Meryem hanım ondan önce davransa da Ferit bey de uzun boylu kıza sarılan karısının peşinden yanına yaklaştı.
"Görmeyeli senin boyun mu uzadı kızım sana yetişemiyorum" diye takıldı ona neşeyle bakan gözlere. Hande ise bir kolunu da yanına yaklaşan adama dolayarak ona da sarıldı. Hande her zaman Zehra'nın ebeveynleri tarafından sevilmişti fakat araya zaman girdiği için yine de bu kadar büyük bir sevgi şöleniyle karşılaşacağını bilmiyordu.
"Ben hep uzundum Ferit amca" dedi, sabahtan beri aklına takılan düşüncelerinin yorduğu duygu yoğunluğundan sıyrılmış bir şekilde, en neşeli sesiyle. Göz ucuyla ilerde duran çalışma masasının gerisinde sohbet eden ikiliyi izledi, Sedat'ın Zehra'nın bileğinden omuzunun üzerine kayan elleri kaşlarının milim milim çatılmasını sağlarken, omuzunun üzerinden boynuna sıçrayan avucuyla tenini okşadığını fark etmesi nefesini tutmasına zorladı. Bakışlarını ikiliden çekip onu kuşkulu bir ifadeyle izleyen Ferit beyin gözlerine kaydırdı ve utangaç bir şekilde, gerçek duygularını, en çok da öfkesini gizlemek için gülümsedi.
"Seni neden her zaman farklı bir özenle sevdim biliyor musun?"
Adamın sorgulayıcı bakışları gözlerine sanki ona yansıttıklarından ötesini görmek istercesine kilitlenirken Meryem hanım yanlarından uzaklaşarak masadaki yerine geçti. Hande ise içindeki sıkıntı ve önündeki adamın ezici bakışlarının arasında kaybolmuş bir şekilde başını iki yana salladı.

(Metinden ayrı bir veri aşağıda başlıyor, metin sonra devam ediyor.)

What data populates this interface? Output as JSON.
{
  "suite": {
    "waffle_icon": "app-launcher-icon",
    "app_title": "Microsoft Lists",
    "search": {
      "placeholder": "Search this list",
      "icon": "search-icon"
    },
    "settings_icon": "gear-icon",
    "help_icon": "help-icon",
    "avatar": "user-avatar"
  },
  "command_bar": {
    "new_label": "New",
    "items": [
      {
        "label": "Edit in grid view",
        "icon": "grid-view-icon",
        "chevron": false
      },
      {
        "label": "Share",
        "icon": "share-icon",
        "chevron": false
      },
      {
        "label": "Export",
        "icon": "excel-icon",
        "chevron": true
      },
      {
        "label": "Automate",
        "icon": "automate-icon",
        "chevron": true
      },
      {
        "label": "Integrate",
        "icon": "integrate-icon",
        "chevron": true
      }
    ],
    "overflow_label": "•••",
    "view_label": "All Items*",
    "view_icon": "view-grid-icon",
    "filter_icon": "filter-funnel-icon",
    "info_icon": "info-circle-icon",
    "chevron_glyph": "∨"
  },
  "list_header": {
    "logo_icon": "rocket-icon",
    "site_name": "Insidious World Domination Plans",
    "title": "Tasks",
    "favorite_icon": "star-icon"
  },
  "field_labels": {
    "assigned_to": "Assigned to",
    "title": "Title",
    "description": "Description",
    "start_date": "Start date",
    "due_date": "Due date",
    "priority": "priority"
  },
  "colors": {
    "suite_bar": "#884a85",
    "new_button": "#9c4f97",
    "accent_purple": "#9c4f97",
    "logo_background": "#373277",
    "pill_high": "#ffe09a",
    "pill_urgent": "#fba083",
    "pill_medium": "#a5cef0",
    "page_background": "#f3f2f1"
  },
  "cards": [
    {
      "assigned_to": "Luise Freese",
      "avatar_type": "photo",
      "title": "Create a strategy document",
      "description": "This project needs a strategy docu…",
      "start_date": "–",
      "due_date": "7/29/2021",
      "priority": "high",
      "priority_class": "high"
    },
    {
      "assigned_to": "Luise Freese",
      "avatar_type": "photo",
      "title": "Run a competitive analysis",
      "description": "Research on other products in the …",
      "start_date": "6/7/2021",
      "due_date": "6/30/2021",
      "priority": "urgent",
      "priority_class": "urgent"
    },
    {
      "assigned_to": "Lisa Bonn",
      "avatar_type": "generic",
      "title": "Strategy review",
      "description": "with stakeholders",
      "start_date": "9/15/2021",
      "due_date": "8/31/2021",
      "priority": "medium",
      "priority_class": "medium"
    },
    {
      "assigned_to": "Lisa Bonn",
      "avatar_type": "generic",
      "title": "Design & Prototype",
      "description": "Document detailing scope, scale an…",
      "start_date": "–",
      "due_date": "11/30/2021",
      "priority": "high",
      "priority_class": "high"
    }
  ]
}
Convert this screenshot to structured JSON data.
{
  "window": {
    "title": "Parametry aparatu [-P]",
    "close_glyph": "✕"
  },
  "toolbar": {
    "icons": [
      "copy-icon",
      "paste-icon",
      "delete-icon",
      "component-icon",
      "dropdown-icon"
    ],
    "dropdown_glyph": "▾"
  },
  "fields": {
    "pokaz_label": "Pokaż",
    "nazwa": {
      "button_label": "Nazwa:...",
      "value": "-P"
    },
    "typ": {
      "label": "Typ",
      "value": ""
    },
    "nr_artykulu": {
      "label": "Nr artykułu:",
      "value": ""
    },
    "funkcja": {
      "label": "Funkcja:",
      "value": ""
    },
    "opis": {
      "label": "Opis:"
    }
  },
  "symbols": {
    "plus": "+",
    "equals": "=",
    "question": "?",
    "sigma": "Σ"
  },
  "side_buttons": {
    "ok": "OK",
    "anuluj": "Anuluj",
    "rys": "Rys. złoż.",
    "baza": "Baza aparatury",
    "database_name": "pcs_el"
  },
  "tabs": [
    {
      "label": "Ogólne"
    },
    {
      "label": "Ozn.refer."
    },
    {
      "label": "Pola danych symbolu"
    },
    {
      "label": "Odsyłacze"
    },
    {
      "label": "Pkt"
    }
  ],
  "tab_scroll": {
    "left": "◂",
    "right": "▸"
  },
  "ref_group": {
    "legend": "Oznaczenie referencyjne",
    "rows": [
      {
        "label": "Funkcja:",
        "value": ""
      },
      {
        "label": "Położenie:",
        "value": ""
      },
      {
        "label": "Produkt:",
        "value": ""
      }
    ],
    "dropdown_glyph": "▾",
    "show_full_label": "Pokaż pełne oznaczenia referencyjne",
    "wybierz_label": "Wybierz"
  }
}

Ferit bey onu daha da şaşırtacak bir şekilde aralarındaki tüm boşluğu dolduracak olan iki adımla beraber önüne geçti. Dimdik bir şekilde çene çizgisine varan kafasını geriye yatırıp bakışlarını gözlerinde kilitledi.
"Çünkü seni hep kendime benzettim. Soğukkanlısın, zekisin, beceriklisin, hızlı düşünüyorsun ama bir kusurun var tıpkı bende olanın aynısı."

ŞİMDİ OKUDUĞUN
Bilir o Beni ? / HanZeh / GxG
Romansa"İyi akşamlar!" Sesi hiç değişmemişti. Zehra, özlemle kısa bir an için bile olsa Hande'nin yüzünü izlerken, Hande de o esnada Sedat'la el sıkışıyordu. "Tebrik ederim, sizin de düğününüze kalamamıştım." Gözlerini kapattı Zehra, bu sözleri Hande'den...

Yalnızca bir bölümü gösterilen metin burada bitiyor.